Speaking during an online webinar, Professor Daly argued that the commission could have “integrated the confidential inquiry into the report" but ultimately decided “it would have taken a lot of additional time” and “hundreds of hours of cross-checking, rereading against the other evidence available from registers and so on”.

The remarks sparked anger and outrage from survivors with several government figures, especially after the previous promises that a full and thorough investigation would take place.

Taoiseach Micheal Martin is now calling for the Mother and Baby Homes commission to come before an Oireachtas committee and explain the specific work they are doing.

Corless is among those to have campaigned tirelessly for a full inquest.

Speaking on Newstalk Breakfast this week, the historian and campaign condemned Professor Daly’s remarks for showing "absolutely no respect for survivors or their families".

"It has been a revelation really, to hear Mary Daly saying precisely what we felt and what we thought from the start: that it was a terrible report, we weren't satisfied, a number of the survivors were very upset and hurt over it.

"It was just left at that and we had hoped that the committee would come back to the Oireachtas and speak - maybe with a selected group of survivors - to tell us exactly what happened.

"And now we realise that they knew all along - the committee had never intended to use the survivors' testimonies at all.

"They went up and they felt they were giving their testimonies so that justice would be served to them and to their families.

"But now we realise that it was a useless exercise in the first place, and why they did it is beyond me.

"It showed no respect, absolutely, for survivors - it wasn't survivor-orientated at all".

Catherine Corless, whose research led to the discovery (Image:

Corless was particularly scathing of the decision to put survivors through the ordeal of giving testimony and reliving trauma only to ultimately find "a lovely way of just covering up everything again."

"They went up there and they opened their hearts and their souls, and they talked about their traumatic experiences and how it had affected them all their lives.

"And now realise what was it for?
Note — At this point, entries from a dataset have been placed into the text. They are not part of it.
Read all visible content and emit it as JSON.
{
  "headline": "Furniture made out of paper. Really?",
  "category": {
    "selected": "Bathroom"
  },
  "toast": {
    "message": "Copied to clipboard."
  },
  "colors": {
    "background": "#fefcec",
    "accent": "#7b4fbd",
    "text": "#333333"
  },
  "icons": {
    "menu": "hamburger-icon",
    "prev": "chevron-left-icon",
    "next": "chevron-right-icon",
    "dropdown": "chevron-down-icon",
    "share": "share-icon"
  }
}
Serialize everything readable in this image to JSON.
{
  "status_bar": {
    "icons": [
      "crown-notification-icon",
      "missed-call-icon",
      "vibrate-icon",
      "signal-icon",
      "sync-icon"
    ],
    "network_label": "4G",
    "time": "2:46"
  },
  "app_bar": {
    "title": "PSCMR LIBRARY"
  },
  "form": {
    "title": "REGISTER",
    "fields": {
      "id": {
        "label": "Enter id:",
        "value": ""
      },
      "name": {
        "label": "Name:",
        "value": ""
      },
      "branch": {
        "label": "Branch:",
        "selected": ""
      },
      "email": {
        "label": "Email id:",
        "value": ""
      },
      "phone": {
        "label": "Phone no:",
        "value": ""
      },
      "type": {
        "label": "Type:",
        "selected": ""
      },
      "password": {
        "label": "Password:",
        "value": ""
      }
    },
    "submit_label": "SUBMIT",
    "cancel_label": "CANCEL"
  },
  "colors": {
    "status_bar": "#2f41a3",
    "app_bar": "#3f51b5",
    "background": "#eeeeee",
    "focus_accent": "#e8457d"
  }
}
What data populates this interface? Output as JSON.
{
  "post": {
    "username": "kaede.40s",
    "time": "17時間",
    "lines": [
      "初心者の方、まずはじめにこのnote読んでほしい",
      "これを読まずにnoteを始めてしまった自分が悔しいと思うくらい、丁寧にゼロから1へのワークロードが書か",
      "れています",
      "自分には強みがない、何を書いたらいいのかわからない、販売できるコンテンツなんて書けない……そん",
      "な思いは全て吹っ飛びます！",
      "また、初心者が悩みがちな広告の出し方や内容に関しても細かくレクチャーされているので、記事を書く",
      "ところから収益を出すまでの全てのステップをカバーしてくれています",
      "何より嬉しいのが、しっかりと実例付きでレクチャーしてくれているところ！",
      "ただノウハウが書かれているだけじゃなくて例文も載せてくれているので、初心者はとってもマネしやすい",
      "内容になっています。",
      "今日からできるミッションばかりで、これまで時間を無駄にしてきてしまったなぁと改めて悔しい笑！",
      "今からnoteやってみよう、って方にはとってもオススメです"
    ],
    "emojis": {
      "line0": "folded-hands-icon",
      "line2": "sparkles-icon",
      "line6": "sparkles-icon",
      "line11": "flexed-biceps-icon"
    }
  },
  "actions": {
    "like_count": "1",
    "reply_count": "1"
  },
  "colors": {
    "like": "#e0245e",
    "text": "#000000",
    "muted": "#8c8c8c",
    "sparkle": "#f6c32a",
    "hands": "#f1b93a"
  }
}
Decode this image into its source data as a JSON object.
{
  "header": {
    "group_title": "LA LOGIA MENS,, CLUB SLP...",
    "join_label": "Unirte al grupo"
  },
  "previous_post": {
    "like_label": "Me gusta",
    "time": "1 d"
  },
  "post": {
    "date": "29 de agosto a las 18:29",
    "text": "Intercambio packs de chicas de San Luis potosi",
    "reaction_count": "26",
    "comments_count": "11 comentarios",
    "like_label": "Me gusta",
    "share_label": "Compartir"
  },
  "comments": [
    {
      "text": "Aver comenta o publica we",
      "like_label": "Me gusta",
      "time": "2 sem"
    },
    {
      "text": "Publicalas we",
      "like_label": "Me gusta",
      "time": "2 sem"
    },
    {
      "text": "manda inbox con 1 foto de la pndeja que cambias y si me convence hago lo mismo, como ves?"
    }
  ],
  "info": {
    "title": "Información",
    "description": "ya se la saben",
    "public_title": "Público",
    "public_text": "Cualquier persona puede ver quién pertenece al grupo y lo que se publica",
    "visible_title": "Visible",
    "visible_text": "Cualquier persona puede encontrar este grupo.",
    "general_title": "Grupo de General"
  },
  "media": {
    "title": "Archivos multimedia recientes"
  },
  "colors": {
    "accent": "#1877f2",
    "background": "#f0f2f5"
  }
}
And then outcome the announcement that everything was going to be locked away for 30 years - a lovely way of just covering up everything again.

"I'm delighted to hear that Micheal Martin will be asking the committee to come back and face the Oireachtas.

"Knowing survivors and knowing the people I work with, they will welcome redress - but first of all they want justice.

"And nothing really has happened with all the apologies and all the promises, mostly of all as regards burials - that is just dragging its heels along".

Corless has pledged to continue fighting for answers and is urging the government to facilitate an open dialogue with survivors about what took place.